John 6:41-51 and Ephesians 4:30 – 5:2


AUGUST 9, 2009


 

    Visitors to the monastery in the summer sometimes ask me if I am a monk? In the past I have gone through a long explanation of how I am not a monk, but live here with the monks each summer and then go off and work for a living the rest of the year in preaching, teaching, and missions. But I have come to the realization that the very question is misleading.


 

    I will never be a monk, but I am becoming a monk. The process is never finished. I am not joining the monastery, but I am becoming a monk. Flannery O'Connor, the Catholic writer of the 20th century said, "You don't join the Catholic Church. You become a Catholic." It is a process. The process involves change within oneself over a lifetime. People can change in their sense of themselves, and in their actions or the way that they live their lives.


 

    My process of becoming a monk can be compared somewhat to someone who is going to night school. When I was in college, I was a full time student. I got my college degree in four years. But there were other people who had full time jobs and went to school only at night. They would get their degree eventually, but it would take them longer than it took me.

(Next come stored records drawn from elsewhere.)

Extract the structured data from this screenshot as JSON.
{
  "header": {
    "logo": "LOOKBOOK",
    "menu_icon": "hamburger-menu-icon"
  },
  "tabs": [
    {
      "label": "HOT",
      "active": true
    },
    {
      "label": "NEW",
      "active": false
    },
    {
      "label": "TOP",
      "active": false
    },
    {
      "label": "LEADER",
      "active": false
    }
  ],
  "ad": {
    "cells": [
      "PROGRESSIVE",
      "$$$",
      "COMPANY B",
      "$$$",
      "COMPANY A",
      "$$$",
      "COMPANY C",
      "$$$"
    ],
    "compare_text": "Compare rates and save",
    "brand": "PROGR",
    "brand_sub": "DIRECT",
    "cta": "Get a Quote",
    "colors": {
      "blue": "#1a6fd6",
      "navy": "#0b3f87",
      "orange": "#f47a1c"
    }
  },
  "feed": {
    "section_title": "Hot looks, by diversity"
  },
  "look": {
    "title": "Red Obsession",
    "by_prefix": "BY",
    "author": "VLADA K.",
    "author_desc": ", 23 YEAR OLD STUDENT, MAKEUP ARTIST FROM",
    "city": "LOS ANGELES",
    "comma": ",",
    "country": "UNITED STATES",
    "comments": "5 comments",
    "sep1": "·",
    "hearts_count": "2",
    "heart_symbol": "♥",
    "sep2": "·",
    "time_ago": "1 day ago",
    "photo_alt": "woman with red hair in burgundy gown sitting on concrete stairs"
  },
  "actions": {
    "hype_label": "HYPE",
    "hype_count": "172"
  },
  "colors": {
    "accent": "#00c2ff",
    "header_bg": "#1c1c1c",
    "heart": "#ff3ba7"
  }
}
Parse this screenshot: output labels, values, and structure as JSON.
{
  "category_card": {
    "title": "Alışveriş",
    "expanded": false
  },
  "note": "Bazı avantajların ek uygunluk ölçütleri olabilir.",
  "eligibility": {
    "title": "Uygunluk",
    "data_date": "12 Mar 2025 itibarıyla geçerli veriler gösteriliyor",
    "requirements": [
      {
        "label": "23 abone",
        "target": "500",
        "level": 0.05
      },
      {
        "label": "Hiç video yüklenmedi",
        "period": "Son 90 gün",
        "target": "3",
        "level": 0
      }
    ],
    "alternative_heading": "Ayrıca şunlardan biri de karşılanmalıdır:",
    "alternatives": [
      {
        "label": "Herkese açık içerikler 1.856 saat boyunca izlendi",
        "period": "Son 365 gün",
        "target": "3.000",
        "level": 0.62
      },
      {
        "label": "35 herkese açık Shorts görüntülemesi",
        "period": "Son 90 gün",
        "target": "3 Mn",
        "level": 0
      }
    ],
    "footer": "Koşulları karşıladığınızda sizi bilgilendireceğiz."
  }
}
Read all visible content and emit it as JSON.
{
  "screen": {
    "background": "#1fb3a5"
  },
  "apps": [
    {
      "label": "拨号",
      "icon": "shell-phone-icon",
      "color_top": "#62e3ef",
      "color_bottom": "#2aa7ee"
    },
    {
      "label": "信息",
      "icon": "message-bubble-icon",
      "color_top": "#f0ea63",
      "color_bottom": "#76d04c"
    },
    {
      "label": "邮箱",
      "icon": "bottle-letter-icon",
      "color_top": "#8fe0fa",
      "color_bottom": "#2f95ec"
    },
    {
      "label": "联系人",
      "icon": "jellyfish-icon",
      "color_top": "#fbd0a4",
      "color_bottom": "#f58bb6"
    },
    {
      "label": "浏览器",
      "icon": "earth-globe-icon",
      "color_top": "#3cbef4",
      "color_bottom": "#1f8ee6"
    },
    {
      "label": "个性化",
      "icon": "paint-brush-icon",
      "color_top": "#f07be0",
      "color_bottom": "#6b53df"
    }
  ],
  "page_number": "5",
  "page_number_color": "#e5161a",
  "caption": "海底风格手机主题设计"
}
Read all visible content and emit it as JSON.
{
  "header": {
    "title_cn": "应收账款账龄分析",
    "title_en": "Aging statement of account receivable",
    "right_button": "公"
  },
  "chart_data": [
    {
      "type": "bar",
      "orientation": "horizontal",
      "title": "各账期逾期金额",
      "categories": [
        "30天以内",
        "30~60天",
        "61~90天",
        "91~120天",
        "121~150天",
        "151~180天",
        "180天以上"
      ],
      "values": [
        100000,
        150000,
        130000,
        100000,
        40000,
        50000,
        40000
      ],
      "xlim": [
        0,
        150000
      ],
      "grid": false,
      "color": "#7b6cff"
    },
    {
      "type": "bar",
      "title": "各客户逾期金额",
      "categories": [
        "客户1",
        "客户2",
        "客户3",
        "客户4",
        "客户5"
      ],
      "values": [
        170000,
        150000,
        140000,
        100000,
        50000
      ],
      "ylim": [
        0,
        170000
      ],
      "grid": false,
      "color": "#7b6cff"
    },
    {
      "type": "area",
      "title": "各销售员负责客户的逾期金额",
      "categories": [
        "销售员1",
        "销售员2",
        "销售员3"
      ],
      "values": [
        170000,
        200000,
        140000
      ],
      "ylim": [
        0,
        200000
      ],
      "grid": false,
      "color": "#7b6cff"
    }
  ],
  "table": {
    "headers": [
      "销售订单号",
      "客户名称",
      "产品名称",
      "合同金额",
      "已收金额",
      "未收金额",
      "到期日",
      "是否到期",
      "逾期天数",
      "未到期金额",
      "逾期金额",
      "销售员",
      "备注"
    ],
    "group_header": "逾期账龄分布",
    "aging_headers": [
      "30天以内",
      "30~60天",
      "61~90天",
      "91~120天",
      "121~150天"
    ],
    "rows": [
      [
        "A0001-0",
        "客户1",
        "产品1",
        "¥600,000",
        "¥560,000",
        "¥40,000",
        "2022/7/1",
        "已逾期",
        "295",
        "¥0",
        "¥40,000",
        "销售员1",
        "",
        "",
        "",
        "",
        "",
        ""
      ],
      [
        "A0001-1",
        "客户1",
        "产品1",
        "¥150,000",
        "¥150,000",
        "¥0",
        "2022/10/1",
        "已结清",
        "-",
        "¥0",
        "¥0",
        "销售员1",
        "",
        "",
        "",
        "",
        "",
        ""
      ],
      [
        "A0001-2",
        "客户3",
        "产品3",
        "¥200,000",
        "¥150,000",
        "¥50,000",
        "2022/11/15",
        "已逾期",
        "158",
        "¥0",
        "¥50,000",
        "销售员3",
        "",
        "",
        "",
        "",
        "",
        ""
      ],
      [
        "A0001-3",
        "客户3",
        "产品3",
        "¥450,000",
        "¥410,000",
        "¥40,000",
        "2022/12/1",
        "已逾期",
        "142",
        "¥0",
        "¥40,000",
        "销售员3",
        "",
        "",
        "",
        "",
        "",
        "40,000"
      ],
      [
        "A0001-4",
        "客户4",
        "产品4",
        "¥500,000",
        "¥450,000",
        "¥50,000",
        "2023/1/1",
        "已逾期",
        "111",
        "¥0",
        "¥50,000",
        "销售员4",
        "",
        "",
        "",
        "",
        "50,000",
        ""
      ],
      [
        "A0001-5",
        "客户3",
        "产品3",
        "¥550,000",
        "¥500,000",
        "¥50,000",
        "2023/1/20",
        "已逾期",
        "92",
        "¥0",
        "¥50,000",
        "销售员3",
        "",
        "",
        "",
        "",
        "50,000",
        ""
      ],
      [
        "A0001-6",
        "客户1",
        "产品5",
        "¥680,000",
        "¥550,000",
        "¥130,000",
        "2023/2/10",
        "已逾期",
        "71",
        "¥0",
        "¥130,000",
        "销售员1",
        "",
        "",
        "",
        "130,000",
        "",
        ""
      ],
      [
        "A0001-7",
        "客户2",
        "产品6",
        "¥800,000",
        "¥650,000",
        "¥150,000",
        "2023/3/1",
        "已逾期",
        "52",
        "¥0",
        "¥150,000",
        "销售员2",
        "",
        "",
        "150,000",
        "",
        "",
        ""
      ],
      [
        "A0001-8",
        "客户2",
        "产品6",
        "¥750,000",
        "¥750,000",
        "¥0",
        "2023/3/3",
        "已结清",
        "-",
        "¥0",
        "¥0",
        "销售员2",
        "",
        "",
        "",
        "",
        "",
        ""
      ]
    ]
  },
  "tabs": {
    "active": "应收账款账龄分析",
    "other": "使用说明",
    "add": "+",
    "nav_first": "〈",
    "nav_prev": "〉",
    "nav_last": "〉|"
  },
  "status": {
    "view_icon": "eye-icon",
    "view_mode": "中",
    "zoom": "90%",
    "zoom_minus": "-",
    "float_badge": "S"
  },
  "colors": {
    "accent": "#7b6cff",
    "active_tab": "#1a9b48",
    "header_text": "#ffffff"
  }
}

I am becoming a monk more slowly than the people who live full time at the monastery because I have another job to do for eight months a year. But, hopefully, I am progressing, be it the will of God. One can make a vow in the monastery, but that does not end the process of becoming a monk. People can make vows and then simply stagnate. They resist grace.


 

    One of my sisters got married a few weeks ago right here in Colorado. With a proper marriage license, the professing of vows in the Catholic ritual, my sister became married legally and sacramentally. She became a wife. She is joined to her husband. But this is only the beginning. It will take her a lifetime to become a wife. Why? Because she will have to deal with the human condition of which Paul speaks in Ephesians 4: 30 to 5: 2. He says that we are sealed with the Holy Spirit. That is what we receive in Baptism. Then Paul lists a lot of faults that we have to overcome and replace with virtues. Stop shouting, reviling, being bitter and replace these with compassion, kindness and forgiveness for instance. This takes a lifetime and requires grace and hope that it can be done.


 

    A woman can become a parent by adoption or giving birth. In one sense she is now legally and biologically a mother. But in fact it will take her a lifetime to become a mother, because she will have to deal with her faults and replace them with virtues. Stop shouting, and reviling your child and replace it with kindness, compassion and forgiveness as Jesus forgives us. This is a long process of growth. I was ordained at a certain point in time, but I am always becoming a priest. We call this, "being in formation." It never ends. It requires change and grace as I come to better know myself, my faults and gifts in the course of my priesthood.


 

    The neighbors of Jesus did not believe in change. They knew Jesus all his life up to this point in the gospel. They could not see him any way than his past. Jesus was presenting them with a new self-understanding, a growth into being more the Christ in his public persona. They would not accept it. "People don't change," is what we hear from some skeptics. That means you don't believe in grace or hope.

    

    Where will the grace come from to sustain our hope that we can change and continue on the way of becoming all that we are meant to be in God's plan? It comes from the Eucharist and the Word of God in Scripture. Both feed us. Up to Jesus' time, the people knew the Scriptures as the food from God. Pondering the Word nourished them. But now with Jesus, the Word has become flesh and the Eucharist will also feed us.


 

    To join the Catholic Church and not enter into the Word or receive Eucharist, is like getting married in a ceremony, but staying selfish, self-centered, and egotistical. You are married but you are not becoming a husband or a wife. That is a lifetime process of change. If we were perfect we would not need the church. Sacraments are for the imperfect person who wants to be more than a slave to the passions.